Chair of Saint Peter


Chair of Saint Peter
The Chair of Saint Peter (bottom, center), by Bernini in St. Peter's Basilica, Rome
The Cathedra Petri, seen from behind the High Altar of St. Peter's

The Chair of Saint Peter is a relic conserved in St. Peter's Basilica, enclosed in a gilt bronze casing that was designed by Gian Lorenzo Bernini and executed 1647-53.

The chair of a bishop is a cathedra. The cathedra in Saint Peter's Basilica was once used by the popes. It was therefore often thought to have been used by Saint Peter himself, but was in fact a gift from Charles the Bald to the Pope in 875.[1]

Like many medieval reliquaries it takes the form of the relic it protects, in this case a chair. Symbolically, the chair Bernini designed had no earthly counterpart in actual contemporary furnishings: it is formed entirely of scrolling members, enclosing a coved panel where the upholstery pattern is rendered as a low relief of Christ giving the keys to Peter. Large angelic figures flank an openwork panel beneath a highly realistic bronze seat cushion, vividly empty: the relic is encased within.[2] The cathedra is lofted on splayed scrolling bars that appear to be effortlessly supported by four over-lifesize bronze Doctors of the Church. The cathedra appears to hover over the altar in the basilica's apse, lit by a central tinted window through which light streams, illuminating the gilded glory of sunrays and sculpted clouds that surrounds the window. Like Bernini's Ecstasy of St Theresa, this is a definitive fusion[3] of the Baroque arts, unifying sculpture and richly polychrome architecture and manipulating effects of light.

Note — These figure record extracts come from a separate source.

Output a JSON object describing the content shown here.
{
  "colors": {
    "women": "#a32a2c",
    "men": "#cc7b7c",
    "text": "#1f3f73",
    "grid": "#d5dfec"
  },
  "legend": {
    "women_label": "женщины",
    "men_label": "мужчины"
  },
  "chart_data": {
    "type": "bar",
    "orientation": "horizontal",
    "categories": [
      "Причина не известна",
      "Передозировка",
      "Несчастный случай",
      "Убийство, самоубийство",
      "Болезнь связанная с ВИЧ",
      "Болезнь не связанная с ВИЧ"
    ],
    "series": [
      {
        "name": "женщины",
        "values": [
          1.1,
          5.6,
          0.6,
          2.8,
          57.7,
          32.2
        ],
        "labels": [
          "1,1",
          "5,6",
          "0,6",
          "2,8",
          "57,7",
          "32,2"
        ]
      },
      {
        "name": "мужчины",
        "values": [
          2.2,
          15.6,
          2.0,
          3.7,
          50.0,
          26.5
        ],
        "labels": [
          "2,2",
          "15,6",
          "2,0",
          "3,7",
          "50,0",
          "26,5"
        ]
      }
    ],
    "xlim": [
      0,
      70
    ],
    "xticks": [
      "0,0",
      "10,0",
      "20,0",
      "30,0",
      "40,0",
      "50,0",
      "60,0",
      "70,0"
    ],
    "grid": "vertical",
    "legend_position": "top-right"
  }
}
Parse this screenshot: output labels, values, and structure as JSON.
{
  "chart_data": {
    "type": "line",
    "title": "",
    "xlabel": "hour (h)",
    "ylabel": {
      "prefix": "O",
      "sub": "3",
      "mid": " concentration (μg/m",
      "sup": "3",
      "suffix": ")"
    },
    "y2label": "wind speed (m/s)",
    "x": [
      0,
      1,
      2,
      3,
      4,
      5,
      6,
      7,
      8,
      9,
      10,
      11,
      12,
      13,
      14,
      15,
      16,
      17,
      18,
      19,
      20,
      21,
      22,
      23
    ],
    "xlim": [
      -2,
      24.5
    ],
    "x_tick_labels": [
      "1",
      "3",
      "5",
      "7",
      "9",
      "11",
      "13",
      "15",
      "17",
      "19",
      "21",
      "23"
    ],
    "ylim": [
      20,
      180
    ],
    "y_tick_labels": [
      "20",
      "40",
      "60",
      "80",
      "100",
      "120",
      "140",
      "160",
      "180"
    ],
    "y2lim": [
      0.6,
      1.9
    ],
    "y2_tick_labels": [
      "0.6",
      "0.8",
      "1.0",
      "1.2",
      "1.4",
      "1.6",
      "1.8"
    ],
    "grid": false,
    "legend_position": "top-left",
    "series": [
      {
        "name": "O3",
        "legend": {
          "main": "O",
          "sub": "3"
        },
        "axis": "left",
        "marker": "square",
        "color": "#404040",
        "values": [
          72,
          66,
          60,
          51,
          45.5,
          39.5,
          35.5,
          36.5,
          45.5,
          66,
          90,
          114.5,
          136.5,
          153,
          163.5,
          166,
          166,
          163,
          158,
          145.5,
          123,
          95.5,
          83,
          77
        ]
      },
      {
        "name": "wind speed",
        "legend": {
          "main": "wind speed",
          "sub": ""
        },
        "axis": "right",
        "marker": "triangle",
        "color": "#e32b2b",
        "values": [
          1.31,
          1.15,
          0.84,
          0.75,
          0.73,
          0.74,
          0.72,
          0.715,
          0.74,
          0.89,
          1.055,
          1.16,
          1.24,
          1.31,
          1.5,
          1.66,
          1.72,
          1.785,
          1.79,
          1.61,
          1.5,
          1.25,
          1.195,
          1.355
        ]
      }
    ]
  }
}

Jesus' words to Peter in Matthew 16:18–19, "You are Peter, and upon this Rock, I will build my Church and the gates of Hell shall not prevail against it. To you have I entrusted the keys of the Kingdom of Heaven and whatever you bind on earth will be bound in heaven, and whatever you loose on earth will be loosed in heaven", are inscribed in Latin in the apse, within which is placed Bernini's monument enclosing the wooden chair, both of which are seen as symbolic of the authority of the Bishop of Rome as Vicar of Christ and successor of Saint Peter.

Early martyrologies indicate that two liturgical feasts were celebrated in Rome, centuries before the time of Charles the Bald, in honour of earlier chairs associated with Saint Peter, one of which was kept in the baptismal chapel of Saint Peter's Basilica, the other at the catacomb of Priscilla.[4] The dates of these celebrations were January 18 and February 22. No surviving chair has been identified with either of these chairs. The feasts thus became associated with an abstract understanding of the "Chair of Peter", which by synecdoche signifies the episcopal office of the Pope as Bishop of Rome, an office considered to have been first held by Saint Peter, and thus extended to the diocese, the See of Rome. Though both feasts were originally associated with Saint Peter's stay in Rome, the ninth-century form of the Martyrologium Hieronymianum associated the January 18 feast with his stay in Rome, and the February 22 feast with his stay at Antioch.

The two feasts were included in the Tridentine Calendar with the rank of Double, which Pope Clement VIII raised in 1604 to the newly invented rank of Greater Double. In the year 1960 Pope John XXIII removed from the General Roman Calendar eight feast days that were second feasts of a single saint or mystery: one of them was the January 18 feast of the Chair of Peter.[5] The February 22 celebration became a Second-Class Feast. This calendar was incorporated in the 1962 Roman Missal of Pope John XXIII, whose continued use as an extraordinary form of the Roman Rite is authorized under the conditions indicated in the motu proprio Summorum Pontificum In the new classification introduced in 1969 the February 22 celebration appears in the Roman Calendar with the rank of Feast. Those traditionalist Catholics who do not accept the changes made by Pope John XXIII continue to celebrate both feast days: "St Peter's Chair at Rome" on January 18 and the "Chair of St Peter at Antioch" on February 22.

References

  1. ^ Interior of St Peter's Basilica.
  2. ^ In late seventeenth-century Venice, Andrea Brustolon constructed a few grandiose armchairs that employ similar sculptural figures doing duty as front legs and armrest supports.
  3. ^ See Gesamtkunstwerk
  4. ^ Catholic Encyclopedia: "Chair of Peter"
  5. ^ Variationes in Breviario et Missali Romano ad normam novi Codicis Rubricarum, I — Variationes in calendario, 8.